“Look here, sir,” he said; “mortal natur’ won’t bear it. I’ll take a trot up and down now while you sleep.”
“I’m not going to sleep,” said Mark, shortly.
“Begging your pardon, sir, you are,” said Tom; and he took a few turns up and down, to return at last and find Mark quite fast.
“I knowed it,” he said to himself, but he had hardly thought this when Mark started up again, vexed with himself, but unable to control the desire for rest.
The consequence was that during the next two hours this natural process went on, the one who sat down going off instantly to sleep, while the other kept up his sentry-like walk, and no more words were uttered respecting it.
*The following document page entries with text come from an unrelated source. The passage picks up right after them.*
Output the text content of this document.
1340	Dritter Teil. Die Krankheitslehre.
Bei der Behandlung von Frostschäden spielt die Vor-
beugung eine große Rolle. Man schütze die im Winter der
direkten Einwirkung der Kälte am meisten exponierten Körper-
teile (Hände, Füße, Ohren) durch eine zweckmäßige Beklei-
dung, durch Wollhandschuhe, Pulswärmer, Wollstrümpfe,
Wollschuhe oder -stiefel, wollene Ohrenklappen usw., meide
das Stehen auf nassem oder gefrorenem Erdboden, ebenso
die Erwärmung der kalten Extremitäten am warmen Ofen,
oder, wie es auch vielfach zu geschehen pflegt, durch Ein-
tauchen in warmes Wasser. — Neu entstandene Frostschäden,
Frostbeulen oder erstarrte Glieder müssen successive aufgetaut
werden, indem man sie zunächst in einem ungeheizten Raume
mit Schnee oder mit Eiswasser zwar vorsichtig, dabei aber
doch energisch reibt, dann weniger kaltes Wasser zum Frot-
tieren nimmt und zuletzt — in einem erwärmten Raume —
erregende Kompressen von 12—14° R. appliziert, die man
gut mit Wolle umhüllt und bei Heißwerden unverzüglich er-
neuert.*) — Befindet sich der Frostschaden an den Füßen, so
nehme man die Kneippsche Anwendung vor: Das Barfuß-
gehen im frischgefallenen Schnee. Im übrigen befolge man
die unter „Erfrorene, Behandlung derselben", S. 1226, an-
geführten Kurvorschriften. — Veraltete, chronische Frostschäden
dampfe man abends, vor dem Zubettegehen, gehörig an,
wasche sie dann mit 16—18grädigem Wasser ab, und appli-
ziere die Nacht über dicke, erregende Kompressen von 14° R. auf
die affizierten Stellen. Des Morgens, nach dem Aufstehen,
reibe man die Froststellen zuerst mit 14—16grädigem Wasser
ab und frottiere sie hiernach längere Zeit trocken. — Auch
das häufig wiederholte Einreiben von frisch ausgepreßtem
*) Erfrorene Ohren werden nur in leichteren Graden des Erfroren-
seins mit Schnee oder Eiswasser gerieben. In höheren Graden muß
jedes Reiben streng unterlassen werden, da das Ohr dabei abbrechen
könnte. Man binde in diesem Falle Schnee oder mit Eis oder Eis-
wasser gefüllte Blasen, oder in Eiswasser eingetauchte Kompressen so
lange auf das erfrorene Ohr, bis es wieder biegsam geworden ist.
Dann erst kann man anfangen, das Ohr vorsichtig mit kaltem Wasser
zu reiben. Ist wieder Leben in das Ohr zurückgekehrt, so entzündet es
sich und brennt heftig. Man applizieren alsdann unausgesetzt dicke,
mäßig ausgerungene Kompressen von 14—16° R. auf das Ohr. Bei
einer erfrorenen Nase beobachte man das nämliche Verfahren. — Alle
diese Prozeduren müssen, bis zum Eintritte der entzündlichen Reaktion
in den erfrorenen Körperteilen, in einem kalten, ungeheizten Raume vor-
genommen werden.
They felt that it was nature’s work and accepted their position till toward midnight, when Mark was resting with his back to the bulwark, and his chin upon his breast, sleeping heavily, as he had been for about a minute. Tom Fillot stepped up lightly to his side and touched him.
“Yes? What?” cried Mark, starting up in alarm.
“Hist, sir! Steady! They’re a-breaking out.”
“What!” said Mark, in an awe-stricken whisper, as his hands involuntarily sought pistol and dirk.
“Hark!” came in a whisper to his ear; and leaning forward and peering into the darkness, he distinctly heard at intervals a faint, dull clink, as if some one were very carefully and slowly moving pieces of iron.
For the moment, half drowsed still by his desire for sleep, Mark could not make out what it meant. Then he grasped the meaning of the sound.